Kasatresnarkoba Polresta Bandung, Kompol Made Putra mengatakan, pengungkapan kasus ini merupakan hasil tindak lanjut atas informasi dari masyarakat yang mencurigai adanya aktivitas ilegal di rumah tersebut.

"Pengungkapan ini berawal dari laporan masyarakat yang mencurigai aktivitas keluar masuk orang dengan membawa barang di rumah tersebut. Setelah dilakukan penyelidikan dan penggerebekan, kami menemukan sekitar 748 ribu butir obat keras tertentu yang siap diedarkan," ujar Kompol Made Putra, dikutip Kamis, 30 Juli 2026.
Menurutnya, peredaran obat keras tertentu tanpa izin menjadi perhatian serius karena berpotensi disalahgunakan dan membahayakan masyarakat, terutama kalangan remaja.
Polisi kini masih mendalami asal-usul obat keras tersebut, termasuk jalur distribusi serta kemungkinan adanya jaringan yang lebih luas di balik peredaran obat ilegal tersebut.
Dalam kesempatan yang sama, Kompol Made Putra mengungkapkan bahwa selama dua bulan terakhir Satresnarkoba Polresta Bandung telah berhasil mengungkap ratusan kasus penyalahgunaan dan peredaran narkotika maupun obat-obatan terlarang.

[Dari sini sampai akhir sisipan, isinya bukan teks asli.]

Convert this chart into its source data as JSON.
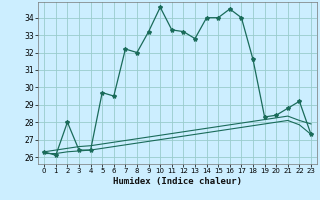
{
  "xlabel": "Humidex (Indice chaleur)",
  "bg_color": "#cceeff",
  "grid_color": "#99cccc",
  "line_color": "#1a6b5a",
  "xlim": [
    -0.5,
    23.5
  ],
  "ylim": [
    25.6,
    34.9
  ],
  "yticks": [
    26,
    27,
    28,
    29,
    30,
    31,
    32,
    33,
    34
  ],
  "xticks": [
    0,
    1,
    2,
    3,
    4,
    5,
    6,
    7,
    8,
    9,
    10,
    11,
    12,
    13,
    14,
    15,
    16,
    17,
    18,
    19,
    20,
    21,
    22,
    23
  ],
  "curve1_x": [
    0,
    1,
    2,
    3,
    4,
    5,
    6,
    7,
    8,
    9,
    10,
    11,
    12,
    13,
    14,
    15,
    16,
    17,
    18,
    19,
    20,
    21,
    22,
    23
  ],
  "curve1_y": [
    26.3,
    26.1,
    28.0,
    26.4,
    26.4,
    29.7,
    29.5,
    32.2,
    32.0,
    33.2,
    34.6,
    33.3,
    33.2,
    32.8,
    34.0,
    34.0,
    34.5,
    34.0,
    31.6,
    28.3,
    28.4,
    28.8,
    29.2,
    27.3
  ],
  "curve2_x": [
    0,
    1,
    2,
    3,
    4,
    5,
    6,
    7,
    8,
    9,
    10,
    11,
    12,
    13,
    14,
    15,
    16,
    17,
    18,
    19,
    20,
    21,
    22,
    23
  ],
  "curve2_y": [
    26.3,
    26.4,
    26.5,
    26.6,
    26.65,
    26.75,
    26.85,
    26.95,
    27.05,
    27.15,
    27.25,
    27.35,
    27.45,
    27.55,
    27.65,
    27.75,
    27.85,
    27.95,
    28.05,
    28.15,
    28.25,
    28.35,
    28.1,
    27.9
  ],
  "curve3_x": [
    0,
    1,
    2,
    3,
    4,
    5,
    6,
    7,
    8,
    9,
    10,
    11,
    12,
    13,
    14,
    15,
    16,
    17,
    18,
    19,
    20,
    21,
    22,
    23
  ],
  "curve3_y": [
    26.2,
    26.2,
    26.3,
    26.35,
    26.4,
    26.5,
    26.6,
    26.7,
    26.8,
    26.9,
    27.0,
    27.1,
    27.2,
    27.3,
    27.4,
    27.5,
    27.6,
    27.7,
    27.8,
    27.9,
    28.0,
    28.1,
    27.85,
    27.3
  ]
}
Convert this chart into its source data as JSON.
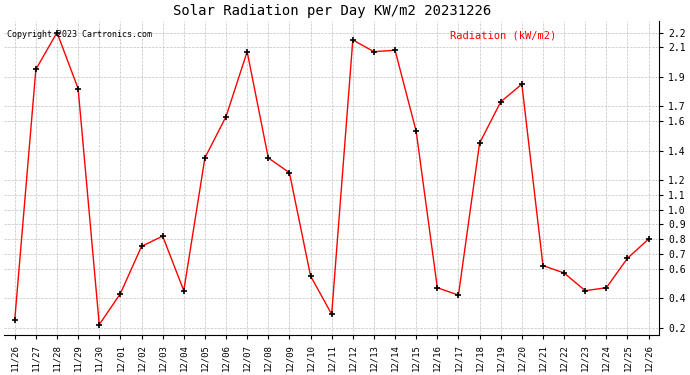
{
  "title": "Solar Radiation per Day KW/m2 20231226",
  "legend_label": "Radiation (kW/m2)",
  "copyright_text": "Copyright 2023 Cartronics.com",
  "dates": [
    "11/26",
    "11/27",
    "11/28",
    "11/29",
    "11/30",
    "12/01",
    "12/02",
    "12/03",
    "12/04",
    "12/05",
    "12/06",
    "12/07",
    "12/08",
    "12/09",
    "12/10",
    "12/11",
    "12/12",
    "12/13",
    "12/14",
    "12/15",
    "12/16",
    "12/17",
    "12/18",
    "12/19",
    "12/20",
    "12/21",
    "12/22",
    "12/23",
    "12/24",
    "12/25",
    "12/26"
  ],
  "values": [
    0.25,
    1.95,
    2.2,
    1.82,
    0.22,
    0.43,
    0.75,
    0.82,
    0.45,
    1.35,
    1.63,
    2.07,
    1.35,
    1.25,
    0.55,
    0.29,
    2.15,
    2.07,
    2.08,
    1.53,
    0.47,
    0.42,
    1.45,
    1.73,
    1.85,
    0.62,
    0.57,
    0.45,
    0.47,
    0.67,
    0.8
  ],
  "line_color": "#ff0000",
  "marker_color": "#000000",
  "bg_color": "#ffffff",
  "grid_color": "#bbbbbb",
  "title_color": "#000000",
  "legend_color": "#ff0000",
  "copyright_color": "#000000",
  "ylim": [
    0.15,
    2.28
  ],
  "ytick_positions": [
    0.2,
    0.4,
    0.6,
    0.7,
    0.8,
    0.9,
    1.0,
    1.1,
    1.2,
    1.4,
    1.6,
    1.7,
    1.9,
    2.1,
    2.2
  ],
  "ytick_labels": [
    "0.2",
    "0.4",
    "0.6",
    "0.7",
    "0.8",
    "0.9",
    "1.0",
    "1.1",
    "1.2",
    "1.4",
    "1.6",
    "1.7",
    "1.9",
    "2.1",
    "2.2"
  ]
}
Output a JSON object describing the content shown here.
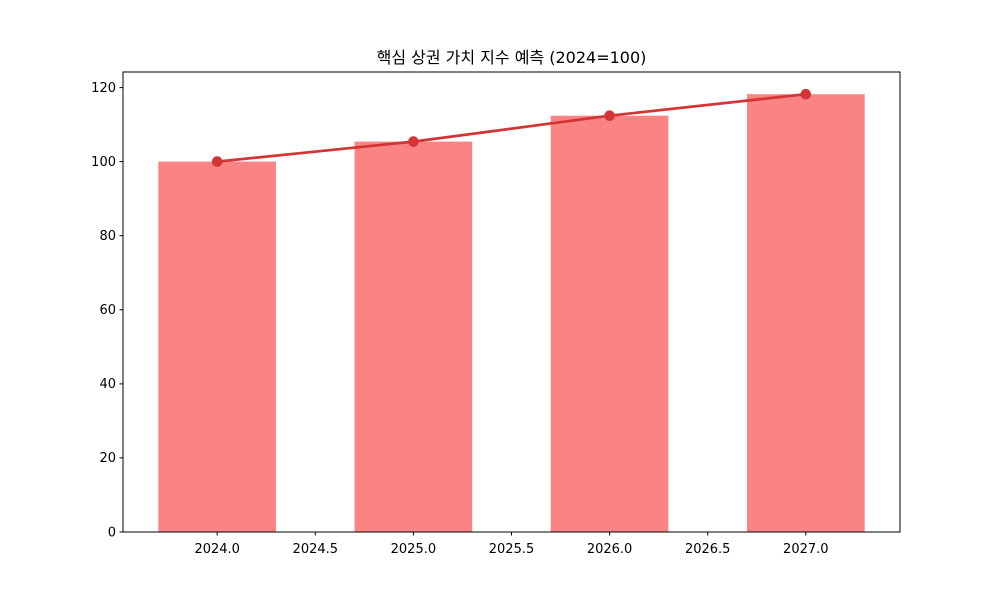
{
  "figure": {
    "background": "#ffffff"
  },
  "chart_data": {
    "type": "bar",
    "overlay": "line",
    "title": "핵심 상권 가치 지수 예측 (2024=100)",
    "xlabel": "",
    "ylabel": "",
    "x": [
      2024,
      2025,
      2026,
      2027
    ],
    "values": [
      100,
      105.4,
      112.4,
      118.2
    ],
    "line_values": [
      100,
      105.4,
      112.4,
      118.2
    ],
    "bar_width": 0.6,
    "xlim": [
      2023.52,
      2027.48
    ],
    "ylim": [
      0,
      124.2
    ],
    "xticks": {
      "values": [
        2024.0,
        2024.5,
        2025.0,
        2025.5,
        2026.0,
        2026.5,
        2027.0
      ],
      "labels": [
        "2024.0",
        "2024.5",
        "2025.0",
        "2025.5",
        "2026.0",
        "2026.5",
        "2027.0"
      ]
    },
    "yticks": {
      "values": [
        0,
        20,
        40,
        60,
        80,
        100,
        120
      ],
      "labels": [
        "0",
        "20",
        "40",
        "60",
        "80",
        "100",
        "120"
      ]
    },
    "grid": false,
    "legend": false,
    "colors": {
      "bar": "#FA8383",
      "line": "#D33434",
      "marker": "#D33434",
      "spine": "#000000",
      "tick": "#000000",
      "text": "#000000"
    }
  }
}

Barang bukti yang diamankan dalam periode tersebut meliputi jutaan butir obat keras tertentu, sabu, ganja, hingga tembakau sintetis.
"Kami berkomitmen memberantas peredaran narkotika dan obat-obatan terlarang di wilayah hukum Polresta Bandung. Upaya ini akan terus kami lakukan untuk melindungi masyarakat dari bahaya penyalahgunaan narkoba dan obat ilegal," tegasnya.
Polresta Bandung mengimbau masyarakat agar terus berperan aktif memberikan informasi apabila mengetahui adanya dugaan penyalahgunaan maupun peredaran narkotika dan obat keras tertentu di lingkungan sekitarnya. Menurut polisi, sinergi antara masyarakat dan aparat penegak hukum menjadi salah satu kunci dalam menekan peredaran narkoba dan obat-obatan ilegal di wilayah Kabupaten Bandung.